Social media is social. Social, an adjective that one definition gives as pertaining to, devoted to, or characterized by friendly companionship or relations: a social club. That’s what social network sites are – social clubs. Where people with the same interests get together and learn, teach, grow, and bond.
Hopefully you were taught social etiquette while you were growing up. You remember, elbows off the table, shake hands when you meet someone, send thank you notes, say please and thank you. Just as there are proper ways to behave in the world, there are proper ways to behave online. Here are a few ways to make your online experience a pleasure for everyone else.
This is the big one. Everything after this is icing on the cake. There is nothing wrong with being nice; it doesn’t mean that you’re weak. Making enemies on social sites gets you nowhere, so drop your hatred and e-rants. It’s okay to have an opinion, even an extremely opposite opinion from everyone else. What’s not okay is to call other people names. If you’re trying to make a persuasive argument, use persuasive language and prove your point. It doesn’t help your cause to call someone an idiot. And, if you use the Internet to rant and rave, people eventually tune you out.

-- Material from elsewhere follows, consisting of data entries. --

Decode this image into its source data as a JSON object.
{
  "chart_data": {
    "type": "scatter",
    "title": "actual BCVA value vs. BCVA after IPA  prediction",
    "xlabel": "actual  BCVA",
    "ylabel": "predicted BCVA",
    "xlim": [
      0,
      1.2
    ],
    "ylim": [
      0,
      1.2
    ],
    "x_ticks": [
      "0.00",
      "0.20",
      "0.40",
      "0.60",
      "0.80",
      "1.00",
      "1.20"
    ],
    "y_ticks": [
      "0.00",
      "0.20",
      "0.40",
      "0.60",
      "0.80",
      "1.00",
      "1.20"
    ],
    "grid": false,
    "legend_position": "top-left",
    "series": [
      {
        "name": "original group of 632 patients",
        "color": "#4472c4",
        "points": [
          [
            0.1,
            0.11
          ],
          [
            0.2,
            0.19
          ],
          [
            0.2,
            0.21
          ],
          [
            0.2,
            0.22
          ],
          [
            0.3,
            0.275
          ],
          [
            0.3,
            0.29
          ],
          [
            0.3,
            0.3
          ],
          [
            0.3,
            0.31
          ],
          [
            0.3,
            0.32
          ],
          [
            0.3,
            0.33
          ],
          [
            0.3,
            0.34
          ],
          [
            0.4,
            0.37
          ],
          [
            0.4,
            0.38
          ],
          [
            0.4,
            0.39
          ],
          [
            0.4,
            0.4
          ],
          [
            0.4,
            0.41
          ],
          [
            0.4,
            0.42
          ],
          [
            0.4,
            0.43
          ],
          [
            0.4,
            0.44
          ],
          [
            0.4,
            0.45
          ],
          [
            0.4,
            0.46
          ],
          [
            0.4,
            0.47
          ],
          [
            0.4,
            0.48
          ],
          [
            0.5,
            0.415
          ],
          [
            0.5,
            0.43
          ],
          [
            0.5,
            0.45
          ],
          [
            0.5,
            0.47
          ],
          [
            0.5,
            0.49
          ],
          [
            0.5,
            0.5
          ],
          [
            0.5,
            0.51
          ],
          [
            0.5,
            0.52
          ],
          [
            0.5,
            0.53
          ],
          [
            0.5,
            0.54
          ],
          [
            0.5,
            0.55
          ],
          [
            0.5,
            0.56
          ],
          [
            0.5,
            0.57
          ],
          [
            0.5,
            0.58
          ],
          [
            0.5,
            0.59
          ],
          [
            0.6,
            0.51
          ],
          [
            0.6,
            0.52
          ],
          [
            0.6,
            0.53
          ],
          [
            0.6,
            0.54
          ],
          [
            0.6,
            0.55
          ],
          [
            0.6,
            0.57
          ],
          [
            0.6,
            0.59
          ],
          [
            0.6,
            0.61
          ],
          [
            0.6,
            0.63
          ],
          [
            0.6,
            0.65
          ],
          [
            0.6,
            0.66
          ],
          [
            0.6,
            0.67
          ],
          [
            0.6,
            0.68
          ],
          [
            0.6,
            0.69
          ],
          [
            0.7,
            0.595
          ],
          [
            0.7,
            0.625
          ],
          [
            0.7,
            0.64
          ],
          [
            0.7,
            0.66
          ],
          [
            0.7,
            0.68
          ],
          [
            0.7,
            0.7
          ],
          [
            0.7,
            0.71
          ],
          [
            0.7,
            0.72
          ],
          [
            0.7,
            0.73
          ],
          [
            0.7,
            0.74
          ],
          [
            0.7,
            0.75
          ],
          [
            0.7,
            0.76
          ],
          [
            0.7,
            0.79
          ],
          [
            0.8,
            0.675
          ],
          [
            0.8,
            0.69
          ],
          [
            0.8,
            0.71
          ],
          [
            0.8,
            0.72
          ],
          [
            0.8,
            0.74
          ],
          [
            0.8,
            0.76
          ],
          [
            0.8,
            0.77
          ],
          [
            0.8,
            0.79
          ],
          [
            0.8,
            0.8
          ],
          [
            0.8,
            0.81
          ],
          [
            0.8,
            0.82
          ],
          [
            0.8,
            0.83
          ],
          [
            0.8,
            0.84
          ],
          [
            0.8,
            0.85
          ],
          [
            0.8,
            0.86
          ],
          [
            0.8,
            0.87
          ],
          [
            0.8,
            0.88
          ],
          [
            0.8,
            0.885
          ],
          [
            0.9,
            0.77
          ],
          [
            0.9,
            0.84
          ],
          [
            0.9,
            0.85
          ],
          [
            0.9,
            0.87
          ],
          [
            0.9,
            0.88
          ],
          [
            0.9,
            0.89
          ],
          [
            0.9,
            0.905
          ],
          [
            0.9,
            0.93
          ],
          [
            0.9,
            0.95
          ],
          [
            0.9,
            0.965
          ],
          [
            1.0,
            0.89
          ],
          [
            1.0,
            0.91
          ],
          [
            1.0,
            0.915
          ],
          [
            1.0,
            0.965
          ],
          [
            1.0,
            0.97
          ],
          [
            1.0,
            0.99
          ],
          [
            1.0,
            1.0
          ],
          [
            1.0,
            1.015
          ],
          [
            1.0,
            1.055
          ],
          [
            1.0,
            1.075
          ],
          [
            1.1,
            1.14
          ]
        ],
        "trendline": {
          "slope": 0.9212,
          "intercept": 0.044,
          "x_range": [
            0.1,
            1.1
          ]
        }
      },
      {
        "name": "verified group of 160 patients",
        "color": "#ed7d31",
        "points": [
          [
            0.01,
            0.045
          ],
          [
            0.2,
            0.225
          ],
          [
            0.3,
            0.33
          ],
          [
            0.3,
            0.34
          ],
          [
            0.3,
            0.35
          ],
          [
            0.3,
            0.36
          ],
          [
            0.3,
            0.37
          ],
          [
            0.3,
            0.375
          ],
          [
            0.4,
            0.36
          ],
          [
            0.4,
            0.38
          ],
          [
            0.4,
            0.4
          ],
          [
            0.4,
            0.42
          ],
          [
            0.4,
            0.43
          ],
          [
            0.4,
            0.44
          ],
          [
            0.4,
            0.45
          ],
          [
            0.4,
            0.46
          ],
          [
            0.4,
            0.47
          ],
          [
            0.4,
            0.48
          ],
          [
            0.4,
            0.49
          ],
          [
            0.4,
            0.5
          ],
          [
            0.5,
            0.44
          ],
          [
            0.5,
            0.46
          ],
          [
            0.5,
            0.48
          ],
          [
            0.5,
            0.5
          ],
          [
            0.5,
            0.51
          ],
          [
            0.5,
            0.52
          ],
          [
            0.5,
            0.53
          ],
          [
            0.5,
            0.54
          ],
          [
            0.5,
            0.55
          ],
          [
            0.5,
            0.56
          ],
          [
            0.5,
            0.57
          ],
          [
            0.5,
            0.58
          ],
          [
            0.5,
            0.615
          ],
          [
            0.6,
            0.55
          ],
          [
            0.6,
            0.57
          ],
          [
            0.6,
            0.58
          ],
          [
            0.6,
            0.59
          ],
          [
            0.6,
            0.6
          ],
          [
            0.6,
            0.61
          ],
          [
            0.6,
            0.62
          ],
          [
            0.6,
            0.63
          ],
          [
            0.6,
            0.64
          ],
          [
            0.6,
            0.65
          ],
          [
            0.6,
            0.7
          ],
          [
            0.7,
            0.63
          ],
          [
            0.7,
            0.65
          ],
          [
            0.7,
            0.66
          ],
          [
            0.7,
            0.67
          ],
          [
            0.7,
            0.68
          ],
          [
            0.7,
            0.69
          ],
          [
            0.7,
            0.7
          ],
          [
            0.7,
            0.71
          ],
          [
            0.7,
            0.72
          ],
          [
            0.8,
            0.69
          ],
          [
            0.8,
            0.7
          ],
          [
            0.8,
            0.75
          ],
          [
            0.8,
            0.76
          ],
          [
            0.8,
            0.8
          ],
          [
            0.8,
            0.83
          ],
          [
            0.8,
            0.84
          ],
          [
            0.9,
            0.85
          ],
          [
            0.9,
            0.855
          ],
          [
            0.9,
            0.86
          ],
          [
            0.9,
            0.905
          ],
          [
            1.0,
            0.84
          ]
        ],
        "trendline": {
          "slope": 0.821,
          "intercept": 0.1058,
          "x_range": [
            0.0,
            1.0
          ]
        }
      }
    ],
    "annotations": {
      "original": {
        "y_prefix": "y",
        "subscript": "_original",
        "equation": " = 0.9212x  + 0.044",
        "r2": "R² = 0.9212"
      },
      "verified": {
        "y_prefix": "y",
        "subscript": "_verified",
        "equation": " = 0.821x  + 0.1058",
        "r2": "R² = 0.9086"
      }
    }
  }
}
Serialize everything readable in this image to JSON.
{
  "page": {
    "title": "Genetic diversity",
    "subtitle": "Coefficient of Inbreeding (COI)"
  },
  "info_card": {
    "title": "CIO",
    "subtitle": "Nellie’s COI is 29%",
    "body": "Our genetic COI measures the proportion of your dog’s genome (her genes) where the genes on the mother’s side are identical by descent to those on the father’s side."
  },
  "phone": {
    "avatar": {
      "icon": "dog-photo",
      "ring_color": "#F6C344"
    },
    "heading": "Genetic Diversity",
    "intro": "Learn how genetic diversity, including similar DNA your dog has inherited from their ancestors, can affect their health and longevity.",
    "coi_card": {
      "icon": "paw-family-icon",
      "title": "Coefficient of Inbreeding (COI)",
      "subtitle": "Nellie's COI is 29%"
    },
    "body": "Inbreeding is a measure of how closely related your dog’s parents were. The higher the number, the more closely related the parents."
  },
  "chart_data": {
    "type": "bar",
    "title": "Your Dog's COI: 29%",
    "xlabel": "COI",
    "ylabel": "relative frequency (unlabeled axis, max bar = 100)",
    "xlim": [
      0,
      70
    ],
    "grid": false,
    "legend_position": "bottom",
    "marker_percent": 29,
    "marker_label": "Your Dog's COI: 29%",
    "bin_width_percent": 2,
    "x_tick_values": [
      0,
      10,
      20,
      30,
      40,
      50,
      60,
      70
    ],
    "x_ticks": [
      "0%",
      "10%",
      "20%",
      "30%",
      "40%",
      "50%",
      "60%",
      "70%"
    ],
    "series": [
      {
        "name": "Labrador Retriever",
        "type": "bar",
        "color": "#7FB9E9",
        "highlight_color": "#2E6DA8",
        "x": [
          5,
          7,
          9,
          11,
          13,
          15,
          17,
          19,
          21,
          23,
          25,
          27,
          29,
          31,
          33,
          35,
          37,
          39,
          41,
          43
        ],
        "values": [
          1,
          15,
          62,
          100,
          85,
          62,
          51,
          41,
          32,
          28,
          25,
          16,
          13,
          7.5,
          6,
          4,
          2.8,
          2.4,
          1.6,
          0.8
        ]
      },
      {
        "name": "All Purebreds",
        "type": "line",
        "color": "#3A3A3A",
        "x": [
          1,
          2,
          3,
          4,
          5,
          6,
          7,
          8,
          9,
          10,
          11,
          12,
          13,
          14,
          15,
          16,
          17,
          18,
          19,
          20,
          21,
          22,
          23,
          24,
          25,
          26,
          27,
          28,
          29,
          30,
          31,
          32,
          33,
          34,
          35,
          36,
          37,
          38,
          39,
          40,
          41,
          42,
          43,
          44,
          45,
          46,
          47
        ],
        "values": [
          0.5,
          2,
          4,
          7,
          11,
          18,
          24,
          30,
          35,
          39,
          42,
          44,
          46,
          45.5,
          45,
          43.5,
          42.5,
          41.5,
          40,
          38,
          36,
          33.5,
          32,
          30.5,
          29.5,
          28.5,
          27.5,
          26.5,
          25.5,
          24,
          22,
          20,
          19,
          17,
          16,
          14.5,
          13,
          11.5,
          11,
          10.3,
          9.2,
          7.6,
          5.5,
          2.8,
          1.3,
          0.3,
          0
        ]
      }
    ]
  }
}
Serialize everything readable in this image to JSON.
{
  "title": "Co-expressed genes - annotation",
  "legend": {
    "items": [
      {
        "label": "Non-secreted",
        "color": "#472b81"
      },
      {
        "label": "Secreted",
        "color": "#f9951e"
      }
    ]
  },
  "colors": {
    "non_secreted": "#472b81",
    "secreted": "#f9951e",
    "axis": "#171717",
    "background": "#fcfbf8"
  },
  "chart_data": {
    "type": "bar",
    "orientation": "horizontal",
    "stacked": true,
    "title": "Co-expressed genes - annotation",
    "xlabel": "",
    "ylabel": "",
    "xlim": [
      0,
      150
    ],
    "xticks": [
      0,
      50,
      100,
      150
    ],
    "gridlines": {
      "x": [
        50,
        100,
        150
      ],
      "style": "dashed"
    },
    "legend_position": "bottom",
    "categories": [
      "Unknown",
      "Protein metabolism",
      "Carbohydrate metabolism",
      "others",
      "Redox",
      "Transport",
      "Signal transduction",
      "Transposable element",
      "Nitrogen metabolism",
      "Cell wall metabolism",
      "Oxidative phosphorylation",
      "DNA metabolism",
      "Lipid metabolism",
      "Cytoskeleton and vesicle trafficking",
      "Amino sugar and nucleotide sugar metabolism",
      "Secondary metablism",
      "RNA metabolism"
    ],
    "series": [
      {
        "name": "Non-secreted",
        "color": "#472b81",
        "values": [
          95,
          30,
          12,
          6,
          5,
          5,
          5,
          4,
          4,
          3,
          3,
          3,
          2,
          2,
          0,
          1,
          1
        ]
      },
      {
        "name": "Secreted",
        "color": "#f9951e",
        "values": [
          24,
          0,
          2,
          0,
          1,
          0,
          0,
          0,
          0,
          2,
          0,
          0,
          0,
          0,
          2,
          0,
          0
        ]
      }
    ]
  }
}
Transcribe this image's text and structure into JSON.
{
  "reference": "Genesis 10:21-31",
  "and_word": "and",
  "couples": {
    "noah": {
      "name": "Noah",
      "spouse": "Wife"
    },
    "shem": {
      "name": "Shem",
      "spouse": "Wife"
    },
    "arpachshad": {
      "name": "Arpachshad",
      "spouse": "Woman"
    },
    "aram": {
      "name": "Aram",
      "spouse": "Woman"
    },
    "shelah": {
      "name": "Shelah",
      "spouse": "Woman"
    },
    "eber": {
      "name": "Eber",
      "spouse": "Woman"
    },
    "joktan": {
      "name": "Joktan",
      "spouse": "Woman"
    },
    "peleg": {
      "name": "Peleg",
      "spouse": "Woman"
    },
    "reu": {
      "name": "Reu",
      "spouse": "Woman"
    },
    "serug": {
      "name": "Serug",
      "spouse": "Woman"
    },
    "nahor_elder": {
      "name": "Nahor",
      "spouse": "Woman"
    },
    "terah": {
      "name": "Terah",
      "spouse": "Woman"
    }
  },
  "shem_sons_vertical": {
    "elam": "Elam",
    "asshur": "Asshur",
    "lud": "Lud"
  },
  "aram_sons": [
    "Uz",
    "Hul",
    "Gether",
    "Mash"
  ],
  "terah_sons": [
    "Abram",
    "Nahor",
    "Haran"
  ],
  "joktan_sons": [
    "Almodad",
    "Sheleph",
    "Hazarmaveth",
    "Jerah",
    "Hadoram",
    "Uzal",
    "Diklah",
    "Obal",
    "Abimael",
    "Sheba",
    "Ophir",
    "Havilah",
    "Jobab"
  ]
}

Just like in real life and business, we get what we want by knowing people, networking and building quality relationships. It’s the same for online relationships. And, as the old saying goes, “you can catch more flies with honey…”
You should value relationships over transactions. Gaining links from commenting on blogs should not be your main objective. Blog comments are just that – you are commenting to join the conversation. And you are joining the conversation to build a relationship.
Just because you sit at your computer, anonymous, doesn’t mean you are not accountable for your actions and words. Don’t believe that there are no rules to social media. Don’t believe that you can do or say whatever you want without consequences just because you can hide behind your computer. People are smart and if you are a shameless, self-promoting jerk, they’ll figure it out and you’ll be done. By being accountable for your words, people will respect you, whether they agree with you or not.
Be Respectful of the Community
You are there to add value to the community you join, not to push your agenda and make sales pitches. The thing that will bring you relationships is making sure that when you add to the community, it’s with quality content. You may want to sit back and just listen for a while to learn about a community you’ve joined instead of just jumping in, maybe being ineffective and wasting everyone’s time. Before you submit anything to a social site, ask yourself if it will add value to the community. If not, don’t.
If you are commenting on someone else’s blog, don’t just promote yourself. If you have a post that refers to that conversation, then it’s okay to post that link in your comment. However, if you do it too often, you’ll get ignored or thought of as just a spammer.
Be a Listener
Yeah, sure, you think you know everything, but, if you listen to what others are saying, you might learn something. Listen to people that comment on your blog and see if you can understand where they are coming from. Your first reaction does not need to be a rant telling them how wrong they are.
Be a Giver
You know this one – you scratch my back and I’ll scratch yours. This saying applies to online relationships as well. If you want attention, you have to be willing to give it first. Do the people who burst onto your site or group and think that they should be at the top immediately annoy you? And how about the ones that constantly ask for your help by commenting on their blogs or always push their content on you. We all try to avoid “users.” Don’t be like them – you have to earn respect by giving more than you receive and by making sure that what you give is useful.
Remember to link to posts that you find interesting or informative. Chances are that if you’ve found it interesting and related to your group, someone else will too. This is a great way to get involved in social networking sites.
I know, this was the first suggestion, but it’s important so it bears repeating. You can’t get away from it, The Golden Rule concept can be found in cultures and religions all over the world. That’s probably why it’s the “golden” rule. And if we all lived by it, in real life as well as online, we’d all be a little better off.